I saw a tweet about Snare and picked it up on kindle. The snare of the title refers to a divorced woman left destitute, who is ensnared into some illegal activities. The story and the plot were really good. The situation is believable in that desperation can lead a person into questionable choices and actions. Sonia is a strong and resourceful character with a blind spot as far as personal relationships go, much like many people. I will be reading the next in this trilogy.
Black Dog is the first in the series of the team of too-nice-for-his-own-good Ben Cooper and thoroughly unlikable Diane Fry. I found the case interesting and resolution was quite good. I loved the character of the retired miner, their rather recalcitrant witness, then suspect. Great local community color as well. I just found every scene with Fry in it cringe inducing. I don’t know if that is purposeful and that we are supposed to see these characters rub off on each other, inducing change over the course of a series or not.
A Killer’s Wife was a good serial killer mystery with a good twist at the end. Yardley becomes a prosecutor after she discovers her husband is a notorious serial killer. Her ex-husband is now on death row appealing his conviction and a copy cat is starting to reenact his crimes. As she investigates the copy cat hits closer and closer to home putting her and her daughter’s lives in danger and increasing the chance that her ex’s appeal will be successful. A suspenseful read.

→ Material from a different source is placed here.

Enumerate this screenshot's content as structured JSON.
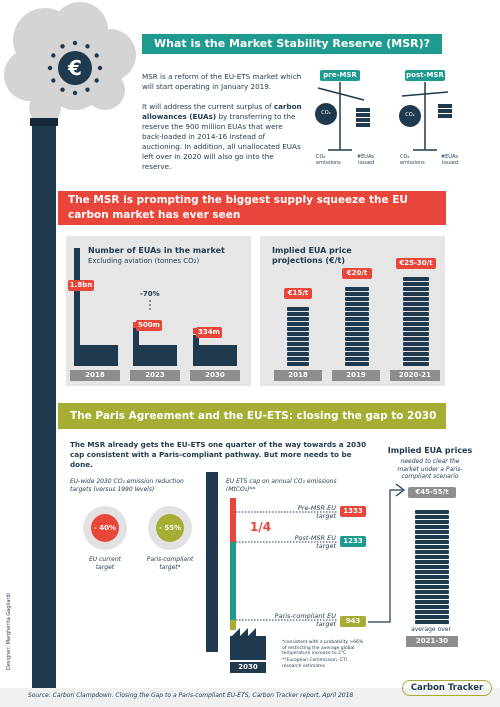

Murder Underground is part of the British Library Crime Classics Series. In this case, an unlikable boarding house tenant, Miss Pongleton, is found strangled with a dog leash on the steps to the underground. This starts an investigation and a young man is arrested rather quickly based on his involvement in a theft. Light comedy and misdirection abound with several theories of the crime put forth by just about everyone. Fun mystery read from The Golden Age of Detective Fiction. I will say that Mavis Doreil Hay wrote three mysteries. This is the second I read and I much preferred this one to Death on the Cherwell.
Down the the River and Up to the Trees is a back to nature/folk lore/crafts/ self help book. I’m not actually sure what genre it would fall into it. It was charming to read with sections of it definitely reminding me of wisdom of my grandparents and activities from my childhood. Just an example, something as simple as bark rubbing and making charcoal. A light read that was in many ways nostalgic for me.